On Saturday I went out to watch SMOKIN ACES (2007), directed by Joe Carnahan; best known for crime thriller, NARC (2002). This quadruple slap to the visual cortex stars Ray Liotta, Ryan Reynolds, Andy Garcia, Jeremy Piven, and Ben Affleck among many others. It has the visceral thrills and kinetic energy of Quentin Tarantino’s KILL BILL, Volume I, but I think it is much better written, tighter plot, more logical and cohesive even in the midst of carnage and mayhem. It takes us from slow motion to warp speed, from bird songs to fifty caliber canon roar, mixing the feel of MAD MAX (1979), and its sequels, to the crime thriller smarts of WAY OF THE GUN (2000), directed by Christopher McQuarrie, starring James Caan, Benicio Del Toro, and Ryan Phillippe, with Juliet Lewis and Scott Wilson. ACES has the cleverness of GROSSE POINT BLANK (1997), from director George Armitage, with John Cusack, Minnie Driver, and Dan Aykroyd. ACES was brimming with unforgettable characters that will linger in the memory like those in Tarantino’s PULP FICTION (1994), those indelible moments with Samuel L. Jackson, Bruce Willis, Uma Thurman, John Travolta, Harvey Keitel, and Tim Roth.

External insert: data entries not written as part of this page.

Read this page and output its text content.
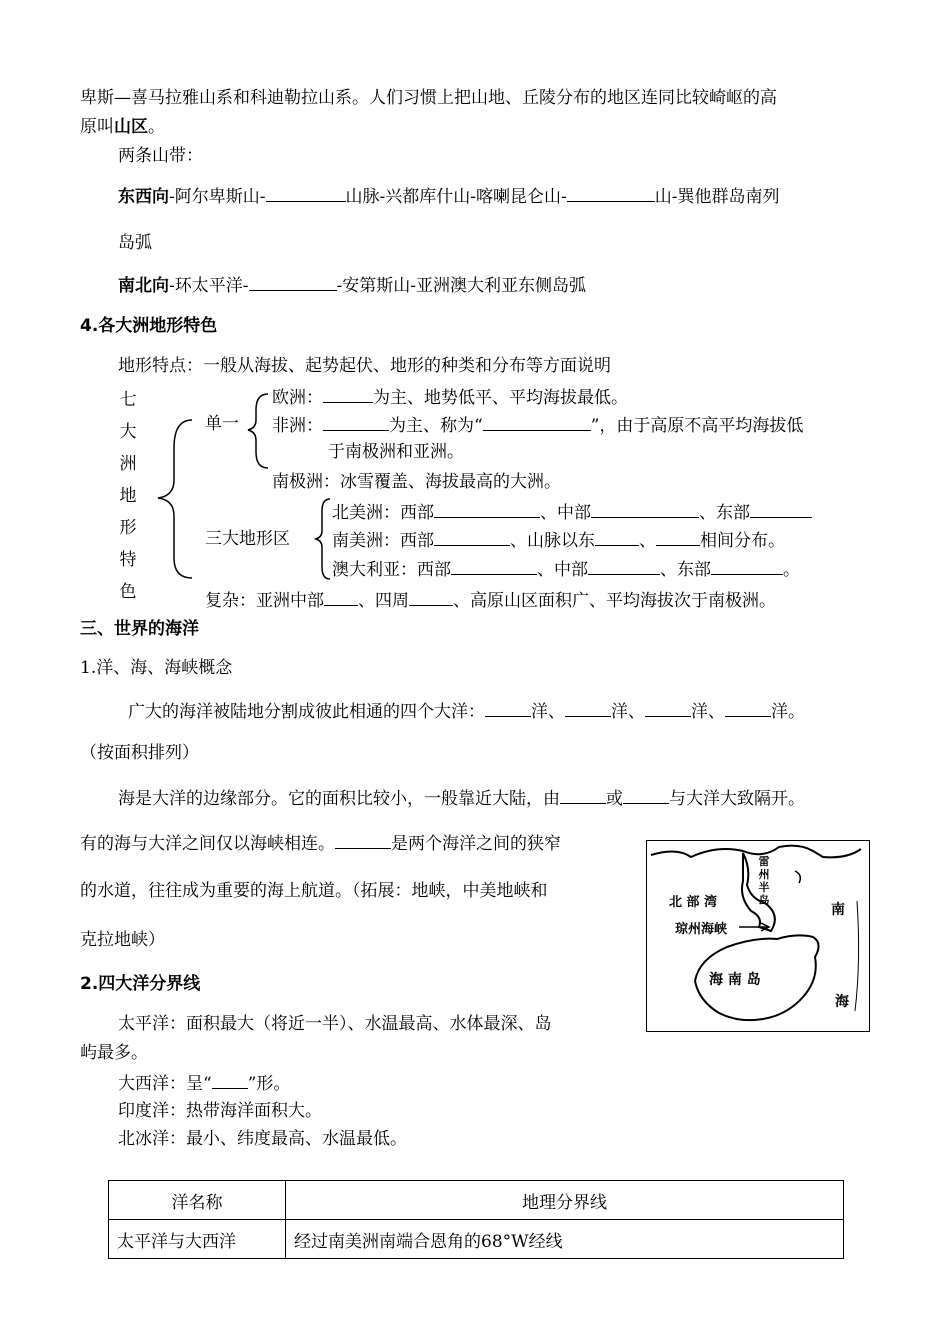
卑斯—喜马拉雅山系和科迪勒拉山系。人们习惯上把山地、丘陵分布的地区连同比较崎岖的高
原叫山区。
两条山带：
东西向-阿尔卑斯山-	山脉-兴都库什山-喀喇昆仑山-	山-巽他群岛南列
岛弧
南北向-环太平洋-	-安第斯山-亚洲澳大利亚东侧岛弧
4.各大洲地形特色
地形特点：一般从海拔、起势起伏、地形的种类和分布等方面说明
七
大
洲
地
形
特
色
单一
欧洲：	为主、地势低平、平均海拔最低。
非洲：	为主、称为“	”，由于高原不高平均海拔低
于南极洲和亚洲。
南极洲：冰雪覆盖、海拔最高的大洲。
三大地形区
北美洲：西部	、中部	、东部
南美洲：西部	、山脉以东	、	相间分布。
澳大利亚：西部	、中部	、东部	。
复杂：亚洲中部 、四周	、高原山区面积广、平均海拔次于南极洲。
三、世界的海洋
1.洋、海、海峡概念
广大的海洋被陆地分割成彼此相通的四个大洋：	洋、	洋、	洋、	洋。
（按面积排列）
海是大洋的边缘部分。它的面积比较小，一般靠近大陆，由	或	与大洋大致隔开。
有的海与大洋之间仅以海峡相连。	是两个海洋之间的狭窄
的水道，往往成为重要的海上航道。（拓展：地峡，中美地峡和
克拉地峡）
2.四大洋分界线
太平洋：面积最大（将近一半）、水温最高、水体最深、岛
屿最多。
大西洋：呈“ ”形。
印度洋：热带海洋面积大。
北冰洋：最小、纬度最高、水温最低。
北 部 湾
雷
州
半
岛
琼州海峡
海 南 岛
南
海
洋名称	地理分界线
太平洋与大西洋	经过南美洲南端合恩角的68°W经线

Ryan Reynolds is the protagonist, sort of, and he is very effective in it. He is best know for playing Wilder in VAN WILDER (2002), and one of the action heroes in BLADE TRINITY (2004). SMOKIN ACES absolutely delivers on the action and thrills that we were promised but gypped out of in Tony Scott’s DOMINO (2005), with Kiera Knightly, and Mickey Rourke, as it “told” the semi-true story of actor Laurence Harvey’s estranged daughter who became a bounty hunter. Rourke, coming off SIN CITY, should have been better –but director Scott presented us with mish-mash pastel blurred cinematography, and fast-cut rock video style of shooting; out of focus jerky hand-held camera moves. This is exactly what he had done the year before, infuriating me then too, with
MAN ON FIRE (2004), with Denzel Washington and Christopher Walken, and Dakota Fanning. Of course, no one seems to remember that this Scott film was a direct rip-off and remake of MAN ON FIRE (1987), a modest Indie thriller with Scott Glenn, Joe Pesci, and Jonathan Pryce. SMOKIN ACES is a solid 3.5 star film.
On Sunday, I went to see VOLVER (2006), and I wrote a short review on it that will appear on the web site and here on the blog after our Club has discussed it.
I rounded out the weekend watching my new widescreen DVD of Hayao Miyazaki’s PRINCESS MONONOKE (1997), the English version using the voice talents of Billy Crudup, Claire Danes, Billy Bob Thornton, Minnie Driver, Jada Pinkett Smith, and Gillian Anderson. I marveled at the color, the detail, the symbolism. This is a 4.5 star winner as well.